Выходит, это я первая отреклась от семьи, когда стала светлой сестрой. Привязанности заставляют нас думать о земном, мешая посвятить себя служению Господу, так мне твердили. Зря я ждала от короля спасения — ведь, получается, я ему никто, как и он мне. Привязанности делают нас уязвимыми, и уж кому, как не королю, это знать.
Значит, у меня никого нет и рассчитывать не на кого. От этой мысли стало холодно.
Дитрих не мой родственник и ничего не должен. Как быстро ему надоест со мной возиться? Когда он укажет на дверь, пожелав на прощанье удачи, и что я буду делать потом? У меня не осталось даже медальона Фейнрита — кощунство, но его можно было бы переплавить в серебро и продать.
Может быть, следовало согласиться с ним — да, я принцесса, и…
И что? Разыграть… Как же он сказал… Разменная монета в политических играх? Во-первых, монета эта даже не гнутый медяк, во-вторых, кто сказал, будто Дитриху это нужно? А в-третьих — самой мне не противно от этой мысли?

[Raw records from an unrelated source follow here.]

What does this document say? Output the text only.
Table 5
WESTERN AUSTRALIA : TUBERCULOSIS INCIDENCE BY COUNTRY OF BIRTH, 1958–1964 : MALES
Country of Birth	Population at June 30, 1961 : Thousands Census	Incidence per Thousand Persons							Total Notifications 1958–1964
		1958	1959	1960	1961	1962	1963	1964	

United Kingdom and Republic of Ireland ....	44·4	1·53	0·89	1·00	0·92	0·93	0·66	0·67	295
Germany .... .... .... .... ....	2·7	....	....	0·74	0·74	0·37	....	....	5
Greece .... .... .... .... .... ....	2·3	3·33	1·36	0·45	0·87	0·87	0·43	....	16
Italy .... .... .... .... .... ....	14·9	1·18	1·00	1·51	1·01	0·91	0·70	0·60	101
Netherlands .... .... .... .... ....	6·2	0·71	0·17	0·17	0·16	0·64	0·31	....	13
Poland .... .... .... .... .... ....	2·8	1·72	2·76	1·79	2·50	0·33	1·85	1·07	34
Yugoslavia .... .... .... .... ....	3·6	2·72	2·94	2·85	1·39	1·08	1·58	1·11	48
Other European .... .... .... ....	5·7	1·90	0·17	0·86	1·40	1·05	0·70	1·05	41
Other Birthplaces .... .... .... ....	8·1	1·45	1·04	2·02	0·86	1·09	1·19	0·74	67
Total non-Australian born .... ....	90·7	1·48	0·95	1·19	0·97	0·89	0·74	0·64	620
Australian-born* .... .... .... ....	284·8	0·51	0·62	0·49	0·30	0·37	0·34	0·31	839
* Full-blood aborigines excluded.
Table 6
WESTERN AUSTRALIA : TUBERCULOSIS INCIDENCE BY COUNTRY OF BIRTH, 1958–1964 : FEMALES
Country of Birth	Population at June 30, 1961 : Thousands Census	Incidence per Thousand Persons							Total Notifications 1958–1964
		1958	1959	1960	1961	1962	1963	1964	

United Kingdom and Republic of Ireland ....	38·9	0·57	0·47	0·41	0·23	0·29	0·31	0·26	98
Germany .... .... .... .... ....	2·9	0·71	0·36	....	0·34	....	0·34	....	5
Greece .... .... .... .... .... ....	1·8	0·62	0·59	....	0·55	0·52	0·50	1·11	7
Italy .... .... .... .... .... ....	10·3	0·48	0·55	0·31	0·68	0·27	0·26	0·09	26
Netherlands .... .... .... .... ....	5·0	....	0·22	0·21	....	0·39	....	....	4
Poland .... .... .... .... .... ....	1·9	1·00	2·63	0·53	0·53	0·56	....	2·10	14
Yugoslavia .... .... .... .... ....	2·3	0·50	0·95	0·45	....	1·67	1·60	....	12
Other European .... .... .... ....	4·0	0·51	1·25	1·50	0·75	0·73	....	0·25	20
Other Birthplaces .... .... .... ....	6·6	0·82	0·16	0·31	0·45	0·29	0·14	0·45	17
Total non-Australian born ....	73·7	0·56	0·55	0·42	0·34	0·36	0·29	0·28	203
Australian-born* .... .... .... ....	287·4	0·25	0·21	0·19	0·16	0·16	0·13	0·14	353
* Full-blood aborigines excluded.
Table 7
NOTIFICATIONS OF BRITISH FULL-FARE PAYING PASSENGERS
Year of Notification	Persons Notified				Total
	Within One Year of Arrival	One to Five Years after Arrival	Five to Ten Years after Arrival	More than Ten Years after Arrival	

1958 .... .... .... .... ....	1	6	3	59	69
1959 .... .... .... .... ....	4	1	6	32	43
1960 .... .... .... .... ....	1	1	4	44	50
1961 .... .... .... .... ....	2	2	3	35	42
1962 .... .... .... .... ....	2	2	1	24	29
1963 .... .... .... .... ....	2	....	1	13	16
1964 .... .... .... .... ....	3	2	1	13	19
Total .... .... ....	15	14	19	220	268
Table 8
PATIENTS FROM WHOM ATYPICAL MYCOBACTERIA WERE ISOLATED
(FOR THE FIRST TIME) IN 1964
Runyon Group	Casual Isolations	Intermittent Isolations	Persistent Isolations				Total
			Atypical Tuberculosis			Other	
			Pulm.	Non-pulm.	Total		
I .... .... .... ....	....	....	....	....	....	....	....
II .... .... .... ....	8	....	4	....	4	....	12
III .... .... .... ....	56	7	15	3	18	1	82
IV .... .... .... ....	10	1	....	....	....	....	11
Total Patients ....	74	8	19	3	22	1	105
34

Может быть, когда пойму, что иначе не выжить, соглашусь на что угодно, но пока я не дошла до последней стадии отчаяния.
Пока мне было просто страшно думать о будущем, и, когда я ставила на стол последнюю вымытую миску, рука дрогнула, слишком громко стукнув посудой.
— О чем задумалась, птичка? — полюбопытствовал Дитрих.